— Va-t’en, Mélita. Tu as fait la même chose pour l’homme qui t’a donné ce fichu.
Elle ne tournait plus ; de nouveau, elle venait vers moi et me regardait étrangement.
— Mélita n’aime pas tous les hommes, me dit-elle.
Et ce n’était plus la même enfant hardie ; elle avait un autre regard, et une rougeur légère lui était venue sous les yeux, un petit feu vierge, comme les roses à l’orient du jour. Elle se tenait devant moi, soumise et gauche, à une petite distance. Et encore une fois ce fut moi qui fis un pas vers elle.
— Mélita… Mélita…
Le parfum vert de son corps monta, une odeur sauvage et chaude comme celle des écorces et elle ne faisait pas un mouvement pour s’en aller. Elle se balançait près de moi comme un arbre jeune dans le vent. Elle regardait au loin, dans la direction des derniers chênes. C’était ainsi que la première femme avait dû s’offrir à l’homme dans le matin frais, dans la rosée des herbes. Elle fut tout à coup pour moi la proie chaude et désirable, comme si nous étions venus chacun des limites de la forêt pour nous aimer.
— Mélita…
J’avais mis ma main à ses petits seins droits. Je riais avec un peu de folie ; et enfin, elle m’échappa ; elle se mit à courir devant elle, entre les arbres : je courais aussi. Ainsi nous pénétrâmes sous les chênes ; je voyais toujours ses talons relever le bord de sa jupe. Ensuite, ils retombaient avec ce bruit singulier de la chair nue. Et il me restait un peu de gêne de courir après elle, moi si grand. La pluie avait cessé, il filtrait d’entre les feuilles un tintement léger, la mouillure brillante d’une eau vaporisée à la chaleur du jour. Et puis ce fut le soleil ; tous les oiseaux à la fois chantaient dans les taillis. Le coucou poussa sa petite porte et sonna les douze coups de midi… C’est ainsi que je connus Mélita. Et ce jour-là, je n’avais pas tiré d’écureuil.

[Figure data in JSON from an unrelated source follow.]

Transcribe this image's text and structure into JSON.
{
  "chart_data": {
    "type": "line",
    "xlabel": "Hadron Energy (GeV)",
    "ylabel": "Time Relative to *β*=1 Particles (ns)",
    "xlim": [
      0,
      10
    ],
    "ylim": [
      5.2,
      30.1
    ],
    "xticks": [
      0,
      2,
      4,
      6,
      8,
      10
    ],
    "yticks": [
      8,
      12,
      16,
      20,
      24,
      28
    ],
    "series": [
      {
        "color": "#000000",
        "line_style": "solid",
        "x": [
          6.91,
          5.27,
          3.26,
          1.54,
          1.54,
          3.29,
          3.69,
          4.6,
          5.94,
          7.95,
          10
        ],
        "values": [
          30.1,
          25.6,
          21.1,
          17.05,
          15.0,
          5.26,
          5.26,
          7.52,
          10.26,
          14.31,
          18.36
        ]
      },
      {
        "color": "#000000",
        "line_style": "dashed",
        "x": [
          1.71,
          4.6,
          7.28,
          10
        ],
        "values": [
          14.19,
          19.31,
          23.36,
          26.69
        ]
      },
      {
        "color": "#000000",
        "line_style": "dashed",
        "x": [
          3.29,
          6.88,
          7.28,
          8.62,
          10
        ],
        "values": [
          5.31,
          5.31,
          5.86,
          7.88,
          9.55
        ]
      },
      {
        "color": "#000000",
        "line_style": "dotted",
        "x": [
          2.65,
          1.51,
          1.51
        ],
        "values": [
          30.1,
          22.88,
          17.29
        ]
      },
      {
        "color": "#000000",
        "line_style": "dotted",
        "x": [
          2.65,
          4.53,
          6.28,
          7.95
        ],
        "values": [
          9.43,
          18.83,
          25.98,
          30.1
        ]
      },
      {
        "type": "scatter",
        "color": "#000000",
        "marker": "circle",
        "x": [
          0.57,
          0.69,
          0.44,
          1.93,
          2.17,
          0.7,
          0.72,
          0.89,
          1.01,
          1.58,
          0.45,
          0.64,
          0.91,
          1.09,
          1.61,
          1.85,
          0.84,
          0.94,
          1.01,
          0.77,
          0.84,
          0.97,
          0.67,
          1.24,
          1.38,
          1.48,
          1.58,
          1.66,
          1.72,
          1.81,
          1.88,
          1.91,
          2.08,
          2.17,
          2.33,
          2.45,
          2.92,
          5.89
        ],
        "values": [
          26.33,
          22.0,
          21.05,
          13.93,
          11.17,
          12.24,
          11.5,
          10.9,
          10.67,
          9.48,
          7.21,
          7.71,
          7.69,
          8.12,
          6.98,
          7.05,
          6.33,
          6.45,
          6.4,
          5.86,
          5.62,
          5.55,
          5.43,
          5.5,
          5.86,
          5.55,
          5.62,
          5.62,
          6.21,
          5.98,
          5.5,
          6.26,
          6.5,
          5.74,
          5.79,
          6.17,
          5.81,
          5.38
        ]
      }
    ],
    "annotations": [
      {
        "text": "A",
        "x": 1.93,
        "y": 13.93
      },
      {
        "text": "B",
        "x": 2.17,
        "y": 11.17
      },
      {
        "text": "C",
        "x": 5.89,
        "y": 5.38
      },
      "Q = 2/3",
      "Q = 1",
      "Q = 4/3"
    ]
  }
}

Je n’allais pas tous les matins à la forêt : il se passa des jours sans que j’y revins. Quelquefois on me disait que Mélita était venue danser sous les tonnelles, ou bien on l’avait vue entrer dans le bois avec un homme. La dernière fois, c’était Yets, le beau soldat arrivé en permission pour la moisson. Je ne connaissais pas Yets ; je savais que toutes les femmes l’aimaient à cause de ses pantalons rouges. Et Mélita aussi m’avait dit : Il est beau.
Bah ! celle-là ne pouvait résister à la joie de donner de l’amour aux hommes. Elle n’avait pas l’air de savoir ce qu’elle leur donnait si naturellement : elle semblait avoir été mise au monde pour donner du bonheur. Elle était le désir vivant du village. Au fond, je lui en voulais de n’avoir pas gardé pour moi seul la fleur âcre de son corps.